The big focus of the day for many has been the future of underpopulated schools. While some have fewer than 100 students, others are over capacity, creating a problem the government will soon have to deal with and one that could pit rural areas vs urban as the government eyes re-election in two years.
Smaller immediate budget cuts include 0.4% in Finance and Treasury, 4.3% in Natural Resources, and 1.2% in the Regional Development Corporation.
The anticipated large reductions to the post-secondary space haven’t happened – yet. Though operating grants to post-secondary institutions are frozen, some schools will still be breathing a sigh of relief, welcoming this approach over what could have been.
What It Means
Leadership across government, with nearly no exception, have been instructed to put the delivery of their programs and services under the microscope to reduce costs and maximize efficiencies where possible. Moving forward, an emphasis will be placed on a return on investment by government for its public sector programs and likely private-sector partnerships.
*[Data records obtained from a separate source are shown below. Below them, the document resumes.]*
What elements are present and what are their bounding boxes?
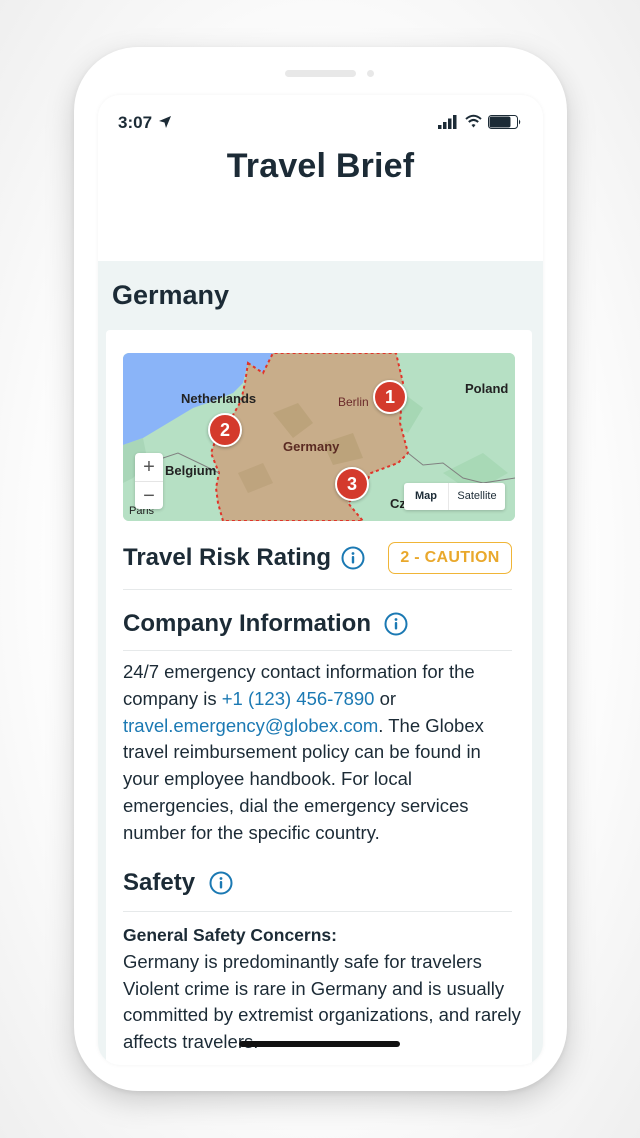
risk-rating-title: Travel Risk Rating: [123, 544, 332, 571]
map-label-germany: Germany: [283, 439, 340, 454]
map-label-netherlands: Netherlands: [181, 391, 257, 406]
map-marker-3[interactable]: 3: [335, 467, 369, 501]
company-info-heading: Company Information: [123, 610, 408, 638]
risk-rating-heading: Travel Risk Rating: [123, 544, 365, 572]
map-zoom-control: + −: [135, 453, 163, 509]
safety-text: Germany is predominantly safe for travel…: [123, 950, 521, 1053]
battery-icon: [488, 115, 521, 129]
phone-frame: 3:07 Travel Brief Germany Netherlands Be…: [74, 47, 567, 1091]
map-label-belgium: Belgium: [165, 463, 217, 478]
status-time: 3:07: [118, 113, 153, 132]
company-text-part: or: [374, 687, 397, 709]
safety-content: General Safety Concerns: Germany is pred…: [123, 922, 523, 1056]
map-marker-2[interactable]: 2: [208, 413, 242, 447]
risk-level-badge: 2 - CAUTION: [388, 542, 512, 574]
safety-subheading: General Safety Concerns:: [123, 925, 337, 945]
country-name: Germany: [112, 280, 230, 310]
zoom-out-button[interactable]: −: [135, 481, 163, 510]
info-icon[interactable]: [384, 612, 408, 636]
front-camera: [367, 70, 374, 77]
wifi-icon: [465, 114, 482, 128]
safety-title: Safety: [123, 869, 196, 896]
zoom-in-button[interactable]: +: [135, 453, 163, 481]
safety-heading: Safety: [123, 869, 233, 897]
company-info-text: 24/7 emergency contact information for t…: [123, 659, 503, 847]
info-icon[interactable]: [209, 871, 233, 895]
map-type-satellite-button[interactable]: Satellite: [449, 483, 505, 510]
company-info-title: Company Information: [123, 610, 372, 637]
phone-link[interactable]: +1 (123) 456-7890: [222, 688, 375, 709]
map-type-map-button[interactable]: Map: [404, 483, 449, 510]
divider: [123, 589, 512, 590]
info-icon[interactable]: [341, 546, 365, 570]
cellular-signal-icon: [438, 115, 457, 129]
map[interactable]: Netherlands Berlin Poland Germany Belgiu…: [123, 353, 515, 521]
location-arrow-icon: [159, 116, 171, 128]
divider: [123, 650, 512, 651]
screen: 3:07 Travel Brief Germany Netherlands Be…: [98, 95, 543, 1065]
map-label-poland: Poland: [465, 381, 509, 396]
map-type-toggle: Map Satellite: [404, 483, 505, 510]
speaker-grille: [285, 70, 356, 77]
page-title: Travel Brief: [226, 147, 415, 185]
divider: [123, 911, 512, 912]
home-indicator[interactable]: [239, 1041, 400, 1047]
email-link[interactable]: travel.emergency@globex.com: [123, 715, 378, 736]
map-label-berlin: Berlin: [338, 395, 369, 409]
status-bar: 3:07: [98, 95, 543, 150]
map-marker-1[interactable]: 1: [373, 380, 407, 414]
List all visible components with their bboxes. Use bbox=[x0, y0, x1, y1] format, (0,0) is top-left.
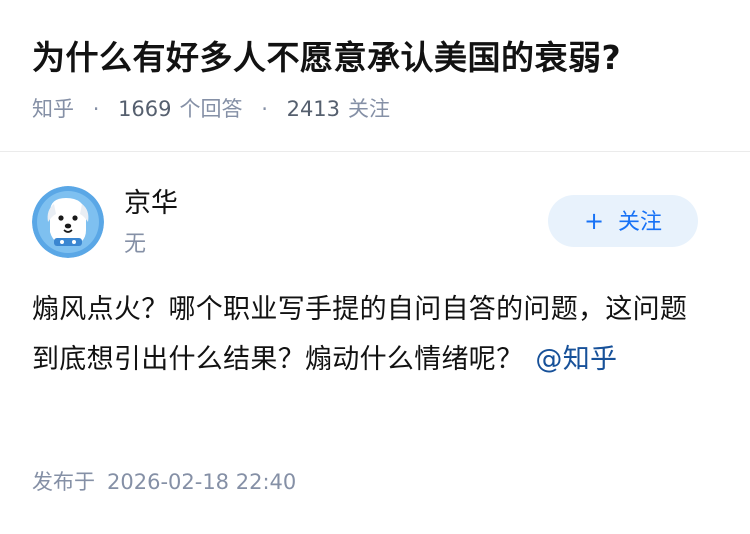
follow-button-label: 关注 bbox=[618, 210, 663, 235]
meta-separator: · bbox=[261, 97, 268, 121]
publish-time: 2026-02-18 22:40 bbox=[107, 470, 297, 494]
source-label[interactable]: 知乎 bbox=[32, 97, 74, 121]
answer-count-label: 个回答 bbox=[179, 97, 243, 121]
publish-label: 发布于 bbox=[32, 470, 95, 494]
question-meta: 知乎 · 1669 个回答 · 2413 关注 bbox=[32, 92, 390, 126]
mention-link[interactable]: @知乎 bbox=[535, 344, 617, 375]
answer-content: 煽风点火？哪个职业写手提的自问自答的问题，这问题到底想引出什么结果？煽动什么情绪… bbox=[32, 285, 712, 385]
author-name[interactable]: 京华 bbox=[124, 185, 178, 223]
answer-card: 京华 无 + 关注 煽风点火？哪个职业写手提的自问自答的问题，这问题到底想引出什么… bbox=[0, 153, 750, 534]
author-headline: 无 bbox=[124, 232, 147, 257]
cartoon-dog-avatar-icon[interactable] bbox=[32, 186, 104, 258]
answer-count: 1669 bbox=[118, 97, 172, 121]
publish-info: 发布于 2026-02-18 22:40 bbox=[32, 465, 296, 499]
plus-icon: + bbox=[583, 207, 605, 235]
meta-separator: · bbox=[92, 97, 100, 121]
question-title[interactable]: 为什么有好多人不愿意承认美国的衰弱? bbox=[32, 34, 621, 82]
follower-count-label: 关注 bbox=[348, 97, 391, 121]
follow-button[interactable]: + 关注 bbox=[548, 195, 698, 247]
follower-count: 2413 bbox=[286, 97, 341, 121]
question-header: 为什么有好多人不愿意承认美国的衰弱? 知乎 · 1669 个回答 · 2413 关注 bbox=[0, 0, 750, 152]
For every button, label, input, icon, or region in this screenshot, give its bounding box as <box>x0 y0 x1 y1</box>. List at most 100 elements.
Holt’s team will continue to push broader revenue generating opportunities aggressively, such as the Sisson Mine mentioned in the budget address and deemed a Major Project by Prime Minister Mark Carney, and other projects that support a pan-Canadian approach. Legacy was key to highlight his province’s track record of willingness as a partner on major projects, with both neighbouring provincial jurisdictions and their federal counterparts.
Response
Progressive Conservative MLA and leadership hopeful, Don Monahan, focused on the historically large deficit and appealed to younger New Brunswickers in questioning who will foot the bill, while Green Party Leader David Coon, expressed concern about the impacts of the debt-to-GDP ratio in the coming years. Similarly, Moncton economist Richard Saillant expressed concerns about what this means for the province’s credit rating and ability to borrow.
Many of the loudest complaints could well come from outside the province, with some Nova Scotians living near the border likely to raise concerns about any new tolls.